第2章 僕は、風になりたい。2

 その視線に耐えかね、僕は顔を伏せると、足早に倉庫に戻った。


 ――やだなぁ……。


 あいつら、早く帰ってくんないかな……。

 内心そう願いつつ、僕はもう一台ロイター板を持ち上げた。

 体育館に戻ると、二枚重ねになっていたロイター板に、さらに、今持ってきたロイター板を重ねた。都合、ロイター板の三枚重ねが完成したことになる。


『おっと? 親亀の上に子亀をのせて、子亀の上に孫亀のせて的な発想でありましょうか? ロイター板の三枚重ね! さながら、ロイター板のミルフィーユであります‼』


 盛り上がる伊達さんと対照的に、僕のテンションはダダ下がりだった。

 恐る恐る振り返ってみたが、3on3をしていた男子生徒たちは、もはや僕のことなど気にしていない様子で、自分たちの試合に熱中していた。

 よし、今だ! ちゃっちゃと、終わらそう!

 急ぎ倉庫に取って返すと、最後の準備としてバスケットボールを手に戻ってきた。


『さあ、乙幡が再度、体育館に戻ってまいりました。おっと? その手には茶褐色のバスケットボールが握られております! そして、その手前には三段に重ねたロイター板ミルフィーユ。さらにその先に見据えるのは、バスケットゴールであります』


 伊達さんの実況通り、僕はバスケットゴールを見据えた。


『こうした状況証拠を積み上げて参りますと、乙幡がこれから挑まんとしている企みが朧気ながら見えて参りました。その企みとは、まさかのではないでしょうか⁉』


 伊達さんの白々しい実況の通り、僕がやらんとしているのは、まさにスラムダンクだった。ゴールリングに直接手でボールを叩き入れる、ダンクシュート。あの国民的バスケ漫画のタイトルにもなったこのダンクシュートを、この僕が無謀にも再現しようとしているのだ……。

 当然、これは伊達さんの思いつきによるものだ。


『たとえば……そう! スラムダンクが決まるその瞬間を実況できたなら、成仏できるかもしれないのであります! 少なともスラムダンクにはその可能性を感じるわけであります!!』


 正直、成仏の確実性には乏しそうにも感じたが、伊達さんからいくつか出された成仏できそうな実況シーン案の中で、まだかろうじて僕が再現できそうなものだった(それでも、かなり無理があるけど……)。

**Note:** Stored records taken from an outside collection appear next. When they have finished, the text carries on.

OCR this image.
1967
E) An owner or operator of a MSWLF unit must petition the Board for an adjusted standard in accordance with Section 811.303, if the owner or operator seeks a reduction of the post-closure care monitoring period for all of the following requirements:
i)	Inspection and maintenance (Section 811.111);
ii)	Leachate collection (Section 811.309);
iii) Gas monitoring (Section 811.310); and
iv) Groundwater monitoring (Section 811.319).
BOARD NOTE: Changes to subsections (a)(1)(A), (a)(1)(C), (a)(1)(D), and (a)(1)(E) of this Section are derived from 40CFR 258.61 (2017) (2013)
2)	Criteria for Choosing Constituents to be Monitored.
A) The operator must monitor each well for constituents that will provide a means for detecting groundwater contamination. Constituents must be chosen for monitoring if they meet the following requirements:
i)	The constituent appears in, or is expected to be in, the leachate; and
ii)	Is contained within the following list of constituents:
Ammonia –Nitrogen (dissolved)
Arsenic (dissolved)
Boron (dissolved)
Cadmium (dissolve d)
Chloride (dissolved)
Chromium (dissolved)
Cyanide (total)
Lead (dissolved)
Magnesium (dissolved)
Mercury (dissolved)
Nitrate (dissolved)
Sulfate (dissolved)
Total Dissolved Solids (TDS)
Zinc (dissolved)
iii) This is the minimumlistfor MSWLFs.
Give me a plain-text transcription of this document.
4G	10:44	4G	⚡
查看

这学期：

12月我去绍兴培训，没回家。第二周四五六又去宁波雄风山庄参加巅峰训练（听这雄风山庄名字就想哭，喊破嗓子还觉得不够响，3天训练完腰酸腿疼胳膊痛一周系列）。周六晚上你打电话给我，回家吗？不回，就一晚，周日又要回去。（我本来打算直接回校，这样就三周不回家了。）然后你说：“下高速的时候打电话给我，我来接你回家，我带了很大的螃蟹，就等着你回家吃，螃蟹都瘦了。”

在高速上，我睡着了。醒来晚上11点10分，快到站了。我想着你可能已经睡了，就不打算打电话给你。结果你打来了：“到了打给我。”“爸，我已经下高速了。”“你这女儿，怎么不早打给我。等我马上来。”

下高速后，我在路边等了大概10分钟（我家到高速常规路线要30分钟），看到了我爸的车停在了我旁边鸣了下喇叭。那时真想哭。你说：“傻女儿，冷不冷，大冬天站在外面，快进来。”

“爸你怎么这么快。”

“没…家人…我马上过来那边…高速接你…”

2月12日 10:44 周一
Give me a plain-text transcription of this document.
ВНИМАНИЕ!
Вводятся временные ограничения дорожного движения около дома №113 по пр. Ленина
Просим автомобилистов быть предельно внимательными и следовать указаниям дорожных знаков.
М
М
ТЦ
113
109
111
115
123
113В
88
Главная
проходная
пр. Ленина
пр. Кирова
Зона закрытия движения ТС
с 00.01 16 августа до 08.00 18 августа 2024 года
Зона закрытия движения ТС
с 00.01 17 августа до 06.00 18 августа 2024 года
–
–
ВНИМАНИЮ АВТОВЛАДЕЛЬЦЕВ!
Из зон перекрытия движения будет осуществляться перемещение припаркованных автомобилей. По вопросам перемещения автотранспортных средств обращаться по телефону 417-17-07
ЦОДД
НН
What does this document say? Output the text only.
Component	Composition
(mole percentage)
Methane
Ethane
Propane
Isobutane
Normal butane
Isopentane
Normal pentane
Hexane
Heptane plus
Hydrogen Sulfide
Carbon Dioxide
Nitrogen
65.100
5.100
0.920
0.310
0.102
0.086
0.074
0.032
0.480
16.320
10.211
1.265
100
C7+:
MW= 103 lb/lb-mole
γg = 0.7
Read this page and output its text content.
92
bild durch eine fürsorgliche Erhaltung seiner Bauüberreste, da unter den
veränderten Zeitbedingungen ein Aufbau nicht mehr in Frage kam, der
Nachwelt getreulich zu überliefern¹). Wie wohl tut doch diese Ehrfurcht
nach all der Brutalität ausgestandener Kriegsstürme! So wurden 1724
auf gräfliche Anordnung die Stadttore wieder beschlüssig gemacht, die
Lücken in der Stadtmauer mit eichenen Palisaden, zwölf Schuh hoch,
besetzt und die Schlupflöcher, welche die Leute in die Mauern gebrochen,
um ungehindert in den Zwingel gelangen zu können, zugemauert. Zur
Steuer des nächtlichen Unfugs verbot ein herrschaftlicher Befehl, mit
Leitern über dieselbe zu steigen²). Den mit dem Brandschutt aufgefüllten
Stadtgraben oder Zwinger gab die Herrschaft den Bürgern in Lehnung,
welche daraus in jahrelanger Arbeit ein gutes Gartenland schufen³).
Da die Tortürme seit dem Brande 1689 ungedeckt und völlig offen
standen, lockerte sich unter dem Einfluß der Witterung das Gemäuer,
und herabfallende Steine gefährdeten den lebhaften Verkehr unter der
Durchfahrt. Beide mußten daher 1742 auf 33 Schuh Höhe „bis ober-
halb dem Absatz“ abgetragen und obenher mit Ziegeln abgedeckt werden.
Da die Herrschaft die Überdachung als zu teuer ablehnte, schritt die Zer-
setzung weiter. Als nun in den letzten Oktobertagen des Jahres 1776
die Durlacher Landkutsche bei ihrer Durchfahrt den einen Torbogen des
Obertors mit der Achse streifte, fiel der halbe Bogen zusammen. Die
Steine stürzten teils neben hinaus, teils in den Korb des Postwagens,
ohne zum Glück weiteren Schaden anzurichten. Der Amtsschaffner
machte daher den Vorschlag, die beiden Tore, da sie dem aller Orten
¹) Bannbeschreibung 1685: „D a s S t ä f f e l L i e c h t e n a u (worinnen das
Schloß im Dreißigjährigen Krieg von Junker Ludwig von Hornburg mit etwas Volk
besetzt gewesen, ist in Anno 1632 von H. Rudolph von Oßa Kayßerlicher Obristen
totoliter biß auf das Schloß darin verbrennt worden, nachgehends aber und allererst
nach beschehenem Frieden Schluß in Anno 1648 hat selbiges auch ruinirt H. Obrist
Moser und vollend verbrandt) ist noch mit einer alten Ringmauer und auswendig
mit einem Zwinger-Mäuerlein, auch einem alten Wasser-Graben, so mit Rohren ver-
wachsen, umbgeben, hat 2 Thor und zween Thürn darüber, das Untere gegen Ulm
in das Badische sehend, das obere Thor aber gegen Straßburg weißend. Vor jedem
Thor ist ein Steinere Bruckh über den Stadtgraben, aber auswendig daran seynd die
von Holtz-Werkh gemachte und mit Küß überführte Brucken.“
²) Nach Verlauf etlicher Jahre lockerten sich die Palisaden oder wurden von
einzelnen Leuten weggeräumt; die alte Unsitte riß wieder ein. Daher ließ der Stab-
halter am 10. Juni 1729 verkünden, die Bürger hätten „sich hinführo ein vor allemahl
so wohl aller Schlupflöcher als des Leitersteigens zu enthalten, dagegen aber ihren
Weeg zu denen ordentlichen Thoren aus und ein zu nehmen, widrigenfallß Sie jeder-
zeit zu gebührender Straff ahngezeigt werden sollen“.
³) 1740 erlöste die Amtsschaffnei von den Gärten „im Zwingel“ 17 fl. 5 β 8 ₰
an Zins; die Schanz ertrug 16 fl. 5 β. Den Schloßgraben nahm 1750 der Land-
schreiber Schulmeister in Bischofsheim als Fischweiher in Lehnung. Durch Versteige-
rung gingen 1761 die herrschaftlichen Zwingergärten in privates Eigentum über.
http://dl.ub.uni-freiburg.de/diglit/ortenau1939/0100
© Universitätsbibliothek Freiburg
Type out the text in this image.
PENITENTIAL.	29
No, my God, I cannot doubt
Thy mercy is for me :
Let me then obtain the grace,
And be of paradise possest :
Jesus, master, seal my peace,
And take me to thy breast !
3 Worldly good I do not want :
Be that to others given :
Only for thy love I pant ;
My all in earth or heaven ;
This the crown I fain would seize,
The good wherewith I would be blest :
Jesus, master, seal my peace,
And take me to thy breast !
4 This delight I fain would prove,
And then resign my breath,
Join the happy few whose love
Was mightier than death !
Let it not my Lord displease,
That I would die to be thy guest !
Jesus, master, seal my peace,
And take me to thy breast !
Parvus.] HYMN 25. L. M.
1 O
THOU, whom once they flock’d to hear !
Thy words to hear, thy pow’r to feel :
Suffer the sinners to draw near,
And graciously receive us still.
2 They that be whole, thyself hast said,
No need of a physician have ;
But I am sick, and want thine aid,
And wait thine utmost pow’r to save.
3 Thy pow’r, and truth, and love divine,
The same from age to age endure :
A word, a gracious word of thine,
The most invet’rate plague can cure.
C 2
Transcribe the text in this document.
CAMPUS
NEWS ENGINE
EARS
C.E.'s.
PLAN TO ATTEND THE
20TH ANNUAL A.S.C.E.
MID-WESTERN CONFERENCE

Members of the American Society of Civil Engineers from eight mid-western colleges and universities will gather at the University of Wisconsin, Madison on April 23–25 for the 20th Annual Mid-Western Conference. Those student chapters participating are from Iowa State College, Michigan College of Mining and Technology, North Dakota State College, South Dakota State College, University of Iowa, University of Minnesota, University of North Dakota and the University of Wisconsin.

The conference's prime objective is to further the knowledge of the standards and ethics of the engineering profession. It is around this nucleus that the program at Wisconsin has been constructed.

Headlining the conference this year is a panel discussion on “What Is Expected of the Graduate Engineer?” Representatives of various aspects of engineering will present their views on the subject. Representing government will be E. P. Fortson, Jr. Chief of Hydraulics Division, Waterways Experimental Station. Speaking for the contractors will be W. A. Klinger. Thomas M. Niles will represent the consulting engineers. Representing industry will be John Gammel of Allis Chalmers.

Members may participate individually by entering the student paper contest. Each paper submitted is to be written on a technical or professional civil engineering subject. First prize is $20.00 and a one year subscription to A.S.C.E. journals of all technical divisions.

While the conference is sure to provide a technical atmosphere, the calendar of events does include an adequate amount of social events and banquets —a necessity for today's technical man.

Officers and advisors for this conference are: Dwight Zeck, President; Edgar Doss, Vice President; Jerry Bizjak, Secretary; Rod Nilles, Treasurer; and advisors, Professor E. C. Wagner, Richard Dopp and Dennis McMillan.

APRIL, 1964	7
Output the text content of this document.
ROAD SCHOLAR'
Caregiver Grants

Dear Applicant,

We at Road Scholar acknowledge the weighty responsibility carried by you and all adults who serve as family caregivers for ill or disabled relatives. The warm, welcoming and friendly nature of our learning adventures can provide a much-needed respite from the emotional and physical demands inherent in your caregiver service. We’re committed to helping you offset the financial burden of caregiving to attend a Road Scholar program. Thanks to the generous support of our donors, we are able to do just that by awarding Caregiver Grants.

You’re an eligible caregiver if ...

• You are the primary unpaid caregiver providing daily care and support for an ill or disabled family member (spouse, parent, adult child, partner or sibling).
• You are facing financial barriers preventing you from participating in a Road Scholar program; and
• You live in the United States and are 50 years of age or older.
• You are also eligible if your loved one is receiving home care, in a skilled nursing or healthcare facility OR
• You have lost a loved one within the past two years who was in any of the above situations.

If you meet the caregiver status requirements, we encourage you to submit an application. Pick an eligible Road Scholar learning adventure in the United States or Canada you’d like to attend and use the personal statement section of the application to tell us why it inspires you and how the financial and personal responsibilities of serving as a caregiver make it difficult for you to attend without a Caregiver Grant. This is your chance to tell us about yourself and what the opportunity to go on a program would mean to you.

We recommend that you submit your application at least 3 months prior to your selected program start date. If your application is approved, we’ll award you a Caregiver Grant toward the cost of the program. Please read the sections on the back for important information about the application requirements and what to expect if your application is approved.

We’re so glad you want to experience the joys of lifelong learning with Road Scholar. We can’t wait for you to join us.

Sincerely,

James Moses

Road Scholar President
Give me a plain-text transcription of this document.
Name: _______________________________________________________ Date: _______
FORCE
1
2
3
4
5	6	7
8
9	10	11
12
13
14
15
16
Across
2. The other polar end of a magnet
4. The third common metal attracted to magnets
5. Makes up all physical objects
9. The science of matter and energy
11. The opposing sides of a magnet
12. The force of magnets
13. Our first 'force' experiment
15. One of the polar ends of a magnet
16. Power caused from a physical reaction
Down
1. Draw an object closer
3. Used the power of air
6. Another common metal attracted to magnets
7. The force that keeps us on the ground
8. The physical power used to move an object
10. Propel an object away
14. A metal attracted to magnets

 背に腹は代えられず、僕は無謀にもスラムダンクの再現をする苦渋の決断をした。とにかく一日も早く伊達さんを成仏させ、平穏な日々を取り戻したい。ただ、その一心で。


 伊達さん、始めてもいいですか? 僕が内心でそうつぶやくと、


『もちのろんであります!』


 なんだか昭和っぽい返事が返ってきた。

 僕は緊張をほぐすように、その場でボールを2回バウンドさせると、小さく深呼吸した。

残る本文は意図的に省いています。